Microsoft acquiring Seadragon Software

Microsoft is acquiring Seadragon Software, a Seattle-based company developing technologies that could be used across several of the software giant's businesses, including Web search, cellphone services, mapping and digital-photo programs.

The acquisition was expected to close as early as yesterday, according to a person familiar with the deal.

Terms were not made public, and neither Seadragon nor Microsoft would comment on the matter Friday.

Seadragon has developed technology that lets people quickly view large images from a personal computer or other devices. A user could zoom in to see a small road on a vast map, for example, or pick out a single word from hundreds of pages of a novel.

The technology can also focus in on one photo from a collection of images. A demo on Seadragon's Web site shows how a user can smoothly navigate within 800 high-resolution images from a map collection at the Library of Congress.

Seadragon has 10 employees and was founded in Princeton, N.J., in 2003 by Blaise Agüera y Arcas, then a graduate student at Princeton University. He moved the company to Seattle's Ballard neighborhood in January 2004 after his wife, a computational neuroscientist, received a faculty appointment at the University of Washington.

It didn't take long for venture companies to commit to the technology. Seadragon received at least $2 million last year, including a Series B round over the summer from Madrona Venture Group. The company was originally named Sand Codex, said Agüera y Arcas, but after receiving the Madrona funding it changed its name to Seadragon Software.

Band of Angels, a Silicon Valley venture fund, gave Seadragon at least $300,000 last year. Managing Director Ian Sobieski wouldn't say exactly how much Seadragon received but said the fund's typical investment is $1 million.

"The technology that Blaise demonstrated to us is fundamentally different than other ways of imaging and viewing imaging currently in the market," Sobieski said. "It was supercool."

Sobieski described Agüera y Arcas as a savvy inventor with business know-how — a combination not always found in tech founders.

"He's really smart," Sobieski said. "He seems to have a lot of the business sensibility that we often find is lacking in other entrepreneurs who only have a technical background."

Agüera y Arcas has given Seadragon demonstrations over the past year to libraries and research organizations around the country. The technology could improve information retrieval, particularly on search engines, said Peter Murray, assistant director for multimedia systems at OhioLINK, a higher-education agency run by the state of Ohio.

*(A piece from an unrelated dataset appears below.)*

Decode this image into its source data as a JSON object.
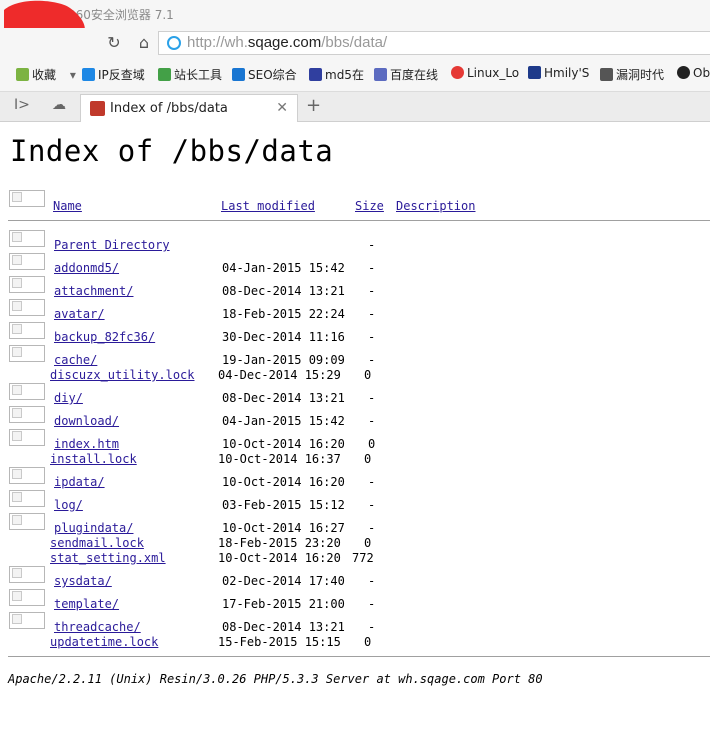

"You search Google and get 2.1 million hits," said Murray, who met Agüera y Arcas at a conference in 2004. "How are you going to make sense of that? What he's done is given the ability to really look at those 2.1 million search results in new ways."

Libraries can use the technology to quickly search through collections of books, video and images, Murray said.

Seadragon might have found an early connection to Microsoft through David Gedye, its vice president of products. Gedye was a group program manager of education products at Microsoft from 2002 to 2004. In the early 1990s he worked at Sun Microsystems.

Kim Peterson: 206-464-2360 or kpeterson@seattletimes.com

Coast to coast startup


Founded: In 2003 by Blaise Agera y Arcas, then a graduate student at Princeton, N.J. Agera y Arcas moved the company to Seattle in 2004.

Employees: 10

A K A: Sand Codex. The company changed its name to Seadragon this past summer.

How it's used: The company says its technologies can be applied across a range of fields, including libraries, digital mapping, newspapers, video, virtual photo albums and shopping.

Little-known fact: Agera y Arcas received attention in 2001 for discovering a type of printing technology used by Johann Gutenberg.